Considérant que si cinq ans de domicile en France suffisent pour obtenir à un étranger le titre de citoyen français, ce titre est bien plus justement dû à ceux qui, quel que soit le sol qu’ils habitent, ont consacré leurs bras et leurs veilles à défendre la cause des peuples contre le despotisme des rois, à bannir les préjugés de la terre, et à reculer les bornes des connaissances humaines ;

Considérant que, s’il n’est pas permis d’espérer que les hommes ne forment un jour devant la loi, comme devant la nature, qu’une seule famille, une seule association, les amis de la liberté, de la fraternité universelle n’en doivent pas être moins chers à une nation qui a proclamé sa renonciation à toute conquête et son désir de fraterniser avec tous les peuples ;

Considérant enfin, qu’au moment où une Convention nationale va fixer les destinées de la France, et préparer peut-être celles du genre humain, il appartient à un peuple généreux et libre d’appeler toutes les lumières et de déférer le droit de concourir à ce grand acte de raison, à des hommes qui, par leurs sentiments, leurs écrits et leur courage, s’en sont montrés si éminemment dignes.

 De Hamilton à Edward Snowden

Il serait erroné de croire qu’il ne s’agit là que d’histoire ancienne.

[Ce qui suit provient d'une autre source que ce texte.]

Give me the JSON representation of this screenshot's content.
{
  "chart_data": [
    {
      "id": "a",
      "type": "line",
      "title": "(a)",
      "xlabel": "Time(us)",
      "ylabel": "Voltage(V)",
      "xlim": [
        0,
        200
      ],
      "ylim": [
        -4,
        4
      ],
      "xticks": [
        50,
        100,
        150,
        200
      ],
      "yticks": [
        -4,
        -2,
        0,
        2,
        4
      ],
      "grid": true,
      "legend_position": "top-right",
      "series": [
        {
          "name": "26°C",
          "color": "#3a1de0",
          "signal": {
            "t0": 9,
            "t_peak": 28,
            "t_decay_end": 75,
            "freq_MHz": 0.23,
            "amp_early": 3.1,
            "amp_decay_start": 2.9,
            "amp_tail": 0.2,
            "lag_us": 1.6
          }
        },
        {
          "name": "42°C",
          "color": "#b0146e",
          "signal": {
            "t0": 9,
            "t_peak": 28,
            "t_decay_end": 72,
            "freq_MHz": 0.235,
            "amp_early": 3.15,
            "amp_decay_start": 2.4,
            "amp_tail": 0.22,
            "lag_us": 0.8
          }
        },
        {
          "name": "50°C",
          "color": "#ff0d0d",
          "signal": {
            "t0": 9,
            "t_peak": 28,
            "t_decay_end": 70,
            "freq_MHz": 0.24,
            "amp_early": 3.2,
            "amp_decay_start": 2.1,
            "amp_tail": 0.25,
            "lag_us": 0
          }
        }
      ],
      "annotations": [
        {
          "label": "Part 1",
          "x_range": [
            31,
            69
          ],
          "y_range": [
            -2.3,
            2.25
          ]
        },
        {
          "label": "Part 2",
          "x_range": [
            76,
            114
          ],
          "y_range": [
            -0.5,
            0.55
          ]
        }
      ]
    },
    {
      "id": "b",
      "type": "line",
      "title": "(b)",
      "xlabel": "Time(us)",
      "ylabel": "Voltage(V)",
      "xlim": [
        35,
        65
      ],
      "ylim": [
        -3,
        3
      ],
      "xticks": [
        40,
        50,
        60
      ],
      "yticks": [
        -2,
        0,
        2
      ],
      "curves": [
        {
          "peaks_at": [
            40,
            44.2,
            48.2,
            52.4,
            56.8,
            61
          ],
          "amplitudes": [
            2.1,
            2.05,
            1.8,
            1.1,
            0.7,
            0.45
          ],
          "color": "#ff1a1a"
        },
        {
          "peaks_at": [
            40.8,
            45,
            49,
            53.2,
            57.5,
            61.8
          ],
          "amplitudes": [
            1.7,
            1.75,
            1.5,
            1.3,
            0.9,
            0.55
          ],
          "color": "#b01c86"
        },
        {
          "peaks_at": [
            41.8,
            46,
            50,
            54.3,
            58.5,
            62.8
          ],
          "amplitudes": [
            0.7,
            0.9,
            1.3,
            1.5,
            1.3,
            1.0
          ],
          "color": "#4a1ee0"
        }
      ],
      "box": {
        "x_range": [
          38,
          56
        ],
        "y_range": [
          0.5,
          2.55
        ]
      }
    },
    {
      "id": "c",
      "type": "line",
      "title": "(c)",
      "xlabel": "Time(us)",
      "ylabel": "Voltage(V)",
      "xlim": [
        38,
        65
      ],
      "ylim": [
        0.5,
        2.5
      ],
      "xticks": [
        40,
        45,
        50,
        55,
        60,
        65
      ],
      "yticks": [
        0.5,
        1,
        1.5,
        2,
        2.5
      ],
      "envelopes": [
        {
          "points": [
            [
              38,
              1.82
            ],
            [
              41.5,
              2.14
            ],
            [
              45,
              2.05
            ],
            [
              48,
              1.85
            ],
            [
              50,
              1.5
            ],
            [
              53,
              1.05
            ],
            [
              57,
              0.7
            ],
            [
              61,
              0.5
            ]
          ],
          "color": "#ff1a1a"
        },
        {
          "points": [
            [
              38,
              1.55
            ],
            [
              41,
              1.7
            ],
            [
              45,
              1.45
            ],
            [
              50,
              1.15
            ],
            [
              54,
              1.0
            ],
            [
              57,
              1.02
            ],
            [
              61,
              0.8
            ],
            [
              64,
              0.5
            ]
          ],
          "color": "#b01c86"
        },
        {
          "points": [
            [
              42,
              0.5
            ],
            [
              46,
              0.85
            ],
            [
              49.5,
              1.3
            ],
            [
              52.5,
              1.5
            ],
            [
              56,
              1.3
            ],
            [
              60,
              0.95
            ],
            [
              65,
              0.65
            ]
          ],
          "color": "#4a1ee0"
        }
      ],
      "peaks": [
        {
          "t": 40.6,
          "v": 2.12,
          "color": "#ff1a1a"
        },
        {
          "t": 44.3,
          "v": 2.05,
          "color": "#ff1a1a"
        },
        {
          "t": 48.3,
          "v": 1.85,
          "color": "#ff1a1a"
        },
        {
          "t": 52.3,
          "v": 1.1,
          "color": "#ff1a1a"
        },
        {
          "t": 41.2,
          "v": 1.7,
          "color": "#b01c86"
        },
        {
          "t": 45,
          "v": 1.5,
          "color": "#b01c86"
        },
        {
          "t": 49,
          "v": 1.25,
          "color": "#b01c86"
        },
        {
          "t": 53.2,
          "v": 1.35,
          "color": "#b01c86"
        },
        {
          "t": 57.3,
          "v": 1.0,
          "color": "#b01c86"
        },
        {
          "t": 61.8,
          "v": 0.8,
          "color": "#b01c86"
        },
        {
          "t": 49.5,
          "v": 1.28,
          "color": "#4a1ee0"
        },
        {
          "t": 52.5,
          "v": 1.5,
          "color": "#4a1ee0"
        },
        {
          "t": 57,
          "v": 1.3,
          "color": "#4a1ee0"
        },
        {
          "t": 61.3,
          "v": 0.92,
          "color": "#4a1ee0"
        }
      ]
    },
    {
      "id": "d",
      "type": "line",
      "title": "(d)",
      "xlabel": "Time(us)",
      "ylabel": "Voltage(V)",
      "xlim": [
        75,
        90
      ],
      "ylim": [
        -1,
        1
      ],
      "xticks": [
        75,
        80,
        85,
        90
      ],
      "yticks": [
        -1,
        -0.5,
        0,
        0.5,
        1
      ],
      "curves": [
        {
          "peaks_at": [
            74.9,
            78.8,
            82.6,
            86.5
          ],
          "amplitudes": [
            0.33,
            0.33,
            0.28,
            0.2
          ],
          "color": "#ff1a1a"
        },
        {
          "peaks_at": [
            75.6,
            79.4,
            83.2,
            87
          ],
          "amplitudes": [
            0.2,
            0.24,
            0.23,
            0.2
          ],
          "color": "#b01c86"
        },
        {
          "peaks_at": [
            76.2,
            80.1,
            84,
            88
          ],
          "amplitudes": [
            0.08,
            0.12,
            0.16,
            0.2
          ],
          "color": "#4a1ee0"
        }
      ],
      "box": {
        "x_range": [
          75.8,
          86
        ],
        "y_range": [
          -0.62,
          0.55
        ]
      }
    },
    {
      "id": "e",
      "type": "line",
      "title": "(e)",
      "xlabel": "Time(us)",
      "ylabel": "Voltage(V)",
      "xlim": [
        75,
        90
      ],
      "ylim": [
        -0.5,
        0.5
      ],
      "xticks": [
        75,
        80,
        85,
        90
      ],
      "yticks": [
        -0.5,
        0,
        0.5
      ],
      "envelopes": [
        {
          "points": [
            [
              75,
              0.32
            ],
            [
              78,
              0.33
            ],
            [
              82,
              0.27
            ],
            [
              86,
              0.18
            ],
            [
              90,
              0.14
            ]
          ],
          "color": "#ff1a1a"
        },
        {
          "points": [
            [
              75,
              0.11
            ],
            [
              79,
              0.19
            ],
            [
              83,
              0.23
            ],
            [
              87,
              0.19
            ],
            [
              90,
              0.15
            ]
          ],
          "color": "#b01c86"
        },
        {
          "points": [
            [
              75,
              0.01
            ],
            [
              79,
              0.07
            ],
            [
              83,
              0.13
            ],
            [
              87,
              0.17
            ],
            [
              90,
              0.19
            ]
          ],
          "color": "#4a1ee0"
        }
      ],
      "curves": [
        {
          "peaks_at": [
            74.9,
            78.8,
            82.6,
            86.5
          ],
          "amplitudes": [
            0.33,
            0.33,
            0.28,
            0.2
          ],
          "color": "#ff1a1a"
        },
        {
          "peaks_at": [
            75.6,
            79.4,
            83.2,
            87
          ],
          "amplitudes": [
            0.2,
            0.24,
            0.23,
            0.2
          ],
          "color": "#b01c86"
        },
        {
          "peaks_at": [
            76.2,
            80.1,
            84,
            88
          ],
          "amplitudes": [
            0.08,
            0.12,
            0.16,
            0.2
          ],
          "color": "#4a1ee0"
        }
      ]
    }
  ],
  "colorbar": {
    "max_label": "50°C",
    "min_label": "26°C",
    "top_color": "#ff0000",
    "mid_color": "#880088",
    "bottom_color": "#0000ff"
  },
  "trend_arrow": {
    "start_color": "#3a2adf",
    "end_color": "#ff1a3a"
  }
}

Aussi récemment que le 5 juin 2014, une proposition de résolution fut soumise au Sénat « visant à proclamer Edward Snowden Citoyen d’honneur de la République française et à lui accorder l’asile politique », comme le demandait une pétition lancée le 3 juin à l’initiative de l’Express et signée par une cinquantaine de personnalités et des centaines d’internautes.

La résolution rappelait que :

La France, pays des droits de l’Homme et de la liberté de la presse, a une obligation particulière à l’égard d’Edward Snowden car sa Constitution prévoit que ’’tout homme persécuté en raison de son action en faveur de la liberté a droit d’asile sur les territoires de la République’’.

Les révélations d’Edward Snowden ont montré que les collectes massives d’informations par l’Agence nationale de sécurité (NSA), concernant des citoyens du monde entier, dépassaient le cadre de la lutte nécessaire contre le terrorisme ou contre les autres risques géopolitiques. Lanceur d’alerte, Snowden a permis d’informer le grand public de ces dérives, en plaçant l’intérêt général et l’éthique au-dessus de la raison d’État.

Après avoir présenté les raisons multiples justifiant qu’on accorde l’asile politique à Snowden, la résolution propose d’aller « plus loin dans l’expression de notre gratitude envers ce lanceur d’alerte civique ».

En guise de conclusion, elle rappelle que :

Le 26 août 1792, l’Assemblée législative de la Révolution française accorda le titre de citoyen français à des ’’patriotes étrangers’’ distingués par leurs actions ou leurs écrits. Devinrent ainsi ’’citoyens d’honneur de la République française’’ des personnes aussi diverses que le militant antiesclavagiste britannique Thomas Clarkson, le philosophe allemand Friedrich von Schiller, le pédagogue suisse Henri Pestalozzi et de grands démocrates américains tels que George Washington, Alexander Hamilton, James Madison et Thomas Paine.

Ainsi :

Dans la mesure où Edward Snowden s’est mis en danger pour défendre nos libertés à tous, il est proposé par la présente résolution que notre assemblée se fasse héritière de l’Assemblée législative de jadis et ressuscite cette pratique, en le proclamant citoyen d’honneur de la République française.

On comprend mieux pourquoi certains, afin de réaliser des économies budgétaires, plaident pour la suppression du Sénat, une institution qui visiblement menace la liberté… de certains.